Les anticorps face à la réalité d’Alzheimer
Les entreprises sont des régulateurs convaincants, mais les médecins les utiliseront-ils et les prestataires les paieront-ils ?
Les fabricants du traitement par anticorps de la maladie d’Alzheimer Leqembi (lecanemab) ont convaincu les régulateurs américains de mettre à niveau son statut vers une approbation complète, sur la base de nouvelles données d’essais reçues après que l’anticorps anti-amyloïde a obtenu une approbation accélérée en janvier.
Cela signifie que le médicament peut désormais être mis à disposition par le biais du régime de soins de santé national Medicare des États-Unis, tandis que d’autres assureurs décideront eux-mêmes si et comment ils le couvrent.
Pendant ce temps, les résultats d’essais sur l’anticorps similaire d’Eli Lilly, le donanemab, ont montré des capacités similaires à éliminer l’amyloïde du cerveau des patients et à ralentir leur déclin cognitif aux premiers stades de la maladie d’Alzheimer. La société va maintenant demander l’approbation réglementaire aux États-Unis.
Ces résultats sont assurément encourageants. Ils confirment (après des décennies d’échecs) qu’une intervention pharmaceutique peut avoir un effet mesurable sur une maladie massivement débilitante. Mais il convient également de garder à l’esprit que ces médicaments ralentissent légèrement la progression inévitable (jusqu’à présent) de la maladie – de quelques mois seulement au cours d’un essai de 18 mois. Ils ne sont pas des remèdes et ne peuvent inverser aucune perte de capacité cognitive.
Ils ont également un coût relativement élevé, tant sur le plan financier qu’en termes de ressources médicales. Ils impliquent des perfusions intraveineuses mensuelles et les patients doivent être régulièrement surveillés pour détecter les effets secondaires, notamment en subissant des scintigraphies cérébrales pour vérifier l’enflure ou les saignements.
Biogen et Eisai semblent avoir convaincu la Food and Drug Administration (FDA) américaine que, en l’absence de mieux, ces anticorps valent la peine d’être essayés. Les prochains mois et années détermineront si les médecins et les détenteurs des cordons de la bourse s’entendent pour dire que les avantages justifient le fardeau administratif, financier et les effets secondaires.

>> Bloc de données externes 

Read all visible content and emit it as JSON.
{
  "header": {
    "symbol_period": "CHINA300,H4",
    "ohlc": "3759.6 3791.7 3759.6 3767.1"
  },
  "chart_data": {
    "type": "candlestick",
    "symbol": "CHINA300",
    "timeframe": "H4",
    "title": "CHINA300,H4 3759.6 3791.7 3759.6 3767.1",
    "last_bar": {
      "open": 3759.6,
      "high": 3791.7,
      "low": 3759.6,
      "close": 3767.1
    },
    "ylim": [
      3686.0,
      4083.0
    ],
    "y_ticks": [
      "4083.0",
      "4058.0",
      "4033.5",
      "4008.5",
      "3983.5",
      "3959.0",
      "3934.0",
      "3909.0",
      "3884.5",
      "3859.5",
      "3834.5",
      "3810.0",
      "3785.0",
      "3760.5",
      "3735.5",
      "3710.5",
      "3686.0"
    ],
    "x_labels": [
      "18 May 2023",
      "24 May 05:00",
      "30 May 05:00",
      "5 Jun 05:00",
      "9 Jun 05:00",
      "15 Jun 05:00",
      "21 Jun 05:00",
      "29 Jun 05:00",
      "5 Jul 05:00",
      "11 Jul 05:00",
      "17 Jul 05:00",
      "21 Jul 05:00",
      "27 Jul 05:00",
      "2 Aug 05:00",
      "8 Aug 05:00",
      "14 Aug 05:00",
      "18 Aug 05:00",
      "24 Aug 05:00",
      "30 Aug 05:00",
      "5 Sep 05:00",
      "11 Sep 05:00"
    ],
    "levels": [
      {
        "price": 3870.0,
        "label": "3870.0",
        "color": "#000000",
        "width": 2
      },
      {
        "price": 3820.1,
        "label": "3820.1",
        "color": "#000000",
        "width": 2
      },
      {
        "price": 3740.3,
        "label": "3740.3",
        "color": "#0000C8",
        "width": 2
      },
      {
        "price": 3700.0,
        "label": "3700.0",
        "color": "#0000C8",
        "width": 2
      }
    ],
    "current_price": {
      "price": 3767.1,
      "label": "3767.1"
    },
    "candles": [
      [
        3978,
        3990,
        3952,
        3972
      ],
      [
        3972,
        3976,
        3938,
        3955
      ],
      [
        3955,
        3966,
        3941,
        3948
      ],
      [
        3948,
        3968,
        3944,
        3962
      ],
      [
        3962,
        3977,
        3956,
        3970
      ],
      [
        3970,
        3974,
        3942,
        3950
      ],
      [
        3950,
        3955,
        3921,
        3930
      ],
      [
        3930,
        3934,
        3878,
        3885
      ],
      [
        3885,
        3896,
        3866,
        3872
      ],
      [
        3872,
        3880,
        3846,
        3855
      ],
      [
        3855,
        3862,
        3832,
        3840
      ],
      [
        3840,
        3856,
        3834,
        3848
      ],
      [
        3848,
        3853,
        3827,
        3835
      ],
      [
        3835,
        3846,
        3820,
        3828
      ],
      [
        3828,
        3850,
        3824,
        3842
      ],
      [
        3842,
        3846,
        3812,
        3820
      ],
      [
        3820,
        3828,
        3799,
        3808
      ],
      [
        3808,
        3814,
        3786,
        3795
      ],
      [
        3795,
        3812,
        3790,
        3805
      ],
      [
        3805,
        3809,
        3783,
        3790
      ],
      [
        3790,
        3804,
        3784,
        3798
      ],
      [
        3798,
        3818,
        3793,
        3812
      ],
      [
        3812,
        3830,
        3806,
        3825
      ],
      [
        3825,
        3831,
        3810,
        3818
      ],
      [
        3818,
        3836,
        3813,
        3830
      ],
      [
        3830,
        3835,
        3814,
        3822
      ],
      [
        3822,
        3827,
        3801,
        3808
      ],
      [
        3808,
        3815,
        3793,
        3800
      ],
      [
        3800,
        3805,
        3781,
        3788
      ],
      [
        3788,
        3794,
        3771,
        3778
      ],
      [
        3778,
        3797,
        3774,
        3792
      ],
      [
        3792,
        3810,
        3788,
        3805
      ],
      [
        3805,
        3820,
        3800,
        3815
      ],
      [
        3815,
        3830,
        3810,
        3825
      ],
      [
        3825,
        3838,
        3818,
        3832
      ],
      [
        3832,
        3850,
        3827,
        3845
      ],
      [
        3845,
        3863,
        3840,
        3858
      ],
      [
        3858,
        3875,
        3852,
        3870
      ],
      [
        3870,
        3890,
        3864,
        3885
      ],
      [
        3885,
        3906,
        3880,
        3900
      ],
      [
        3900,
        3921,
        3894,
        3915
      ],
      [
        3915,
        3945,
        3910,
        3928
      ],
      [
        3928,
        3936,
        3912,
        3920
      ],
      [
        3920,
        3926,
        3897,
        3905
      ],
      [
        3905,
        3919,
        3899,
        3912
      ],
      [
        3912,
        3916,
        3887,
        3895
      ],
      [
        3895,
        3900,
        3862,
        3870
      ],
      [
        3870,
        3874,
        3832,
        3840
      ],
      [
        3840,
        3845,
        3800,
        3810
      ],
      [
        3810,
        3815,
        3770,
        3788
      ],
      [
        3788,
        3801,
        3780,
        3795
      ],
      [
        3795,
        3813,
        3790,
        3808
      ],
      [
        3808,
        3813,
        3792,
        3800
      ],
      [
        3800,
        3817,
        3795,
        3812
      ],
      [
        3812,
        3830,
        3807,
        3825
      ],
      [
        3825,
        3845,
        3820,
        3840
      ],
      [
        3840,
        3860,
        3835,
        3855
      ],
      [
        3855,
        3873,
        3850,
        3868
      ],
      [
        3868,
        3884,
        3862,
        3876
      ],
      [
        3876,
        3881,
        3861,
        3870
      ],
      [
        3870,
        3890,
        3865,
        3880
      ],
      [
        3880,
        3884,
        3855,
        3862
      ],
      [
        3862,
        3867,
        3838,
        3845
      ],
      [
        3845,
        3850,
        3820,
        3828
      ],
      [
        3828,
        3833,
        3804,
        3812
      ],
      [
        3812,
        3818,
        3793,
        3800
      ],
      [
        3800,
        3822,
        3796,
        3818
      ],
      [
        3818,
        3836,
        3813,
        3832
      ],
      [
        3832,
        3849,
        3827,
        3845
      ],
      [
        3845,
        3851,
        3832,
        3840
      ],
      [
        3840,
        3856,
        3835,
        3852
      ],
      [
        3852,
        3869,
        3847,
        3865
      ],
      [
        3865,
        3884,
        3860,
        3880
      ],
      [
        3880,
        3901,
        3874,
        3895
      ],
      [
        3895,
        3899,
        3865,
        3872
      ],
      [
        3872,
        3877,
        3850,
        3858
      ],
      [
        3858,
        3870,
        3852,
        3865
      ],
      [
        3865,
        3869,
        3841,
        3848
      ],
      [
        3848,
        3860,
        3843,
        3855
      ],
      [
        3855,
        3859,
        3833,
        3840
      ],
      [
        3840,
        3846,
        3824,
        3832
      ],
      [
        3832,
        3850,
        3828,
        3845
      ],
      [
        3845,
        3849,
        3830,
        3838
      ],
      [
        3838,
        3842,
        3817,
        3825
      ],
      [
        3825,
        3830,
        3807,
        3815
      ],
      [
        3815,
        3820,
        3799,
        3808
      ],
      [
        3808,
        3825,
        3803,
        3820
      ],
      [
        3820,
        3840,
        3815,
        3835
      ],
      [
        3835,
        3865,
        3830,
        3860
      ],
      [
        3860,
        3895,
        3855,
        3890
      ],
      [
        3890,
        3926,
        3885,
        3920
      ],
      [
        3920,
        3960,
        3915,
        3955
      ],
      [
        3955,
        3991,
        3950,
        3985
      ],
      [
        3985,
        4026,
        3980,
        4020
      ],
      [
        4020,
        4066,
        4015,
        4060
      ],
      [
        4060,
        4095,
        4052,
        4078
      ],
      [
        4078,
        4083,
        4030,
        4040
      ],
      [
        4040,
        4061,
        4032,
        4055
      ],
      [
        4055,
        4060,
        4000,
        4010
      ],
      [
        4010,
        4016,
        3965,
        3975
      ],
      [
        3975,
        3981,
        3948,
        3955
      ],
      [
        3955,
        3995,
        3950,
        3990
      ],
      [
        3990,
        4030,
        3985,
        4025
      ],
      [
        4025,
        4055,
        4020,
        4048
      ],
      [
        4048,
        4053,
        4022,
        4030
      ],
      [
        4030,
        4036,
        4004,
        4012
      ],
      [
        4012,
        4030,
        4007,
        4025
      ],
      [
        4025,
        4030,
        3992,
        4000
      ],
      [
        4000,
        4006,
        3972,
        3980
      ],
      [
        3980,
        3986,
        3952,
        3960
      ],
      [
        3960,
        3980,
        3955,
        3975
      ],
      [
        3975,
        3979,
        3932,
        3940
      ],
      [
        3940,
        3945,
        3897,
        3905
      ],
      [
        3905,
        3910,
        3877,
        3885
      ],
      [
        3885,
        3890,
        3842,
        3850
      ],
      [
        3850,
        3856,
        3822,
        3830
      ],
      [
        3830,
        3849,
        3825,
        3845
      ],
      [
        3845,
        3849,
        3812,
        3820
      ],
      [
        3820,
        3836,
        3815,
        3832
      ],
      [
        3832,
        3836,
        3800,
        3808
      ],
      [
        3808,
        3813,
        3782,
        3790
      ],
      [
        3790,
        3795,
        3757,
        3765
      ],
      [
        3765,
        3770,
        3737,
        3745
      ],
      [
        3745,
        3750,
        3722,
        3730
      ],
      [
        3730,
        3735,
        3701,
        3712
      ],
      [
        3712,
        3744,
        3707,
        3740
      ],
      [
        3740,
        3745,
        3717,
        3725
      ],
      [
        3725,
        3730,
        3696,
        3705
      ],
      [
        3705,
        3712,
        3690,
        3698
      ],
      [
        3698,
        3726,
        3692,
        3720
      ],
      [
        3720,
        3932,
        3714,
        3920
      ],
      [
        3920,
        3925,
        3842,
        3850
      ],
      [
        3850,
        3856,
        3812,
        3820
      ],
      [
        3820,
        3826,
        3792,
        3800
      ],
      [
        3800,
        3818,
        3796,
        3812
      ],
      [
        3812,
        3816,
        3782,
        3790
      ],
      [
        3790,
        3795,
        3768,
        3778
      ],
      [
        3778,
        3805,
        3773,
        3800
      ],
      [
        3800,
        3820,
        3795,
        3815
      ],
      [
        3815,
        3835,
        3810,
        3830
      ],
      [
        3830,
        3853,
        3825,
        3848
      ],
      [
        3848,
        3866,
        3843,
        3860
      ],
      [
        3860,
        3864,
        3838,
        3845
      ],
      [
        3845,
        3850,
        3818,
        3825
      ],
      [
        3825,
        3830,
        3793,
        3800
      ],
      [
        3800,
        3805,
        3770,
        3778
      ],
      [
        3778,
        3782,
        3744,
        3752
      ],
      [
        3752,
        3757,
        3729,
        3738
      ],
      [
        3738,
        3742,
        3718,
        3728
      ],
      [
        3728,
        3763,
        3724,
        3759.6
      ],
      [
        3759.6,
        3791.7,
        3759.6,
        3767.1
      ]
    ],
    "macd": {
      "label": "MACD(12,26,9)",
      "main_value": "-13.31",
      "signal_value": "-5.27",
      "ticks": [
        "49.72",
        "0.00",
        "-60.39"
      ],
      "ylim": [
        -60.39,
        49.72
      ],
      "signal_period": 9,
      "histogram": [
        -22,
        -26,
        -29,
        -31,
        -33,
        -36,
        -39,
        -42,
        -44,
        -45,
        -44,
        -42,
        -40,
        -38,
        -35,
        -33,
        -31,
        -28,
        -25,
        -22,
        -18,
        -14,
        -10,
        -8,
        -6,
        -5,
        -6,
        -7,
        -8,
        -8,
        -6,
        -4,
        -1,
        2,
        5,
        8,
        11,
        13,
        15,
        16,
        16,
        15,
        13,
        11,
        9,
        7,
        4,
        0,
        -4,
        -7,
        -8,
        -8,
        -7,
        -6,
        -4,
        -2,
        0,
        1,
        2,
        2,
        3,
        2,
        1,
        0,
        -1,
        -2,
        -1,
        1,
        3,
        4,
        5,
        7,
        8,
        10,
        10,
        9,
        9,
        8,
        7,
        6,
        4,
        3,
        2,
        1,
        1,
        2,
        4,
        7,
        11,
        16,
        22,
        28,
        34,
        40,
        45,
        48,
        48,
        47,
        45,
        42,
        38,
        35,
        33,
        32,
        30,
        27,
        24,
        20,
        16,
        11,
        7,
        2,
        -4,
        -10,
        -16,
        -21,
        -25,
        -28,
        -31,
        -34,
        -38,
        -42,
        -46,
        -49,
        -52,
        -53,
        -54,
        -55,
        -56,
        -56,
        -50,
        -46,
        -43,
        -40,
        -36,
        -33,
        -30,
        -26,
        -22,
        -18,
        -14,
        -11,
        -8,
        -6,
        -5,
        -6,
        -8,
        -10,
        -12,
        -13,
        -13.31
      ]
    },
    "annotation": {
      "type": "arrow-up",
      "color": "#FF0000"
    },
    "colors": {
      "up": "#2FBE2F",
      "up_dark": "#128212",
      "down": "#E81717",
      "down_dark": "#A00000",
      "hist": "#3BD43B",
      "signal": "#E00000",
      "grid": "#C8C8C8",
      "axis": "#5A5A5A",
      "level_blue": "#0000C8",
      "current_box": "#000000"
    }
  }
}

Il sera également essentiel de voir ce que les régulateurs ailleurs dans le monde font du lécanemab et des anticorps qui suivent. L’Agence européenne des médicaments (EMA) s’est montrée beaucoup plus circonspecte que son homologue américaine lors de l’examen de l’anticorps Alzheimer de première génération de Biogen-Eisai. Alors que la FDA a autorisé Aduhelm (aducanumab) sur le marché américain en 2021 (certes avec diverses restrictions dans le cadre de sa voie d’approbation accélérée), l’EMA l’a rejeté faute de bénéfice suffisant et Biogen a retiré sa demande d’approbation. En fin de compte, il n’a effectivement pas réussi à convaincre les médecins et les prestataires de soins de santé de sa valeur.
Les données des essais cliniques pour le lecanemab et le donanemab sont nettement plus solides et plus convaincantes que pour l’aducanumab, mais les bénéfices cliniques restent modestes et les menaces d’effets secondaires demeurent. Comme toujours, il s’agit d’équilibrer les avantages et les risques.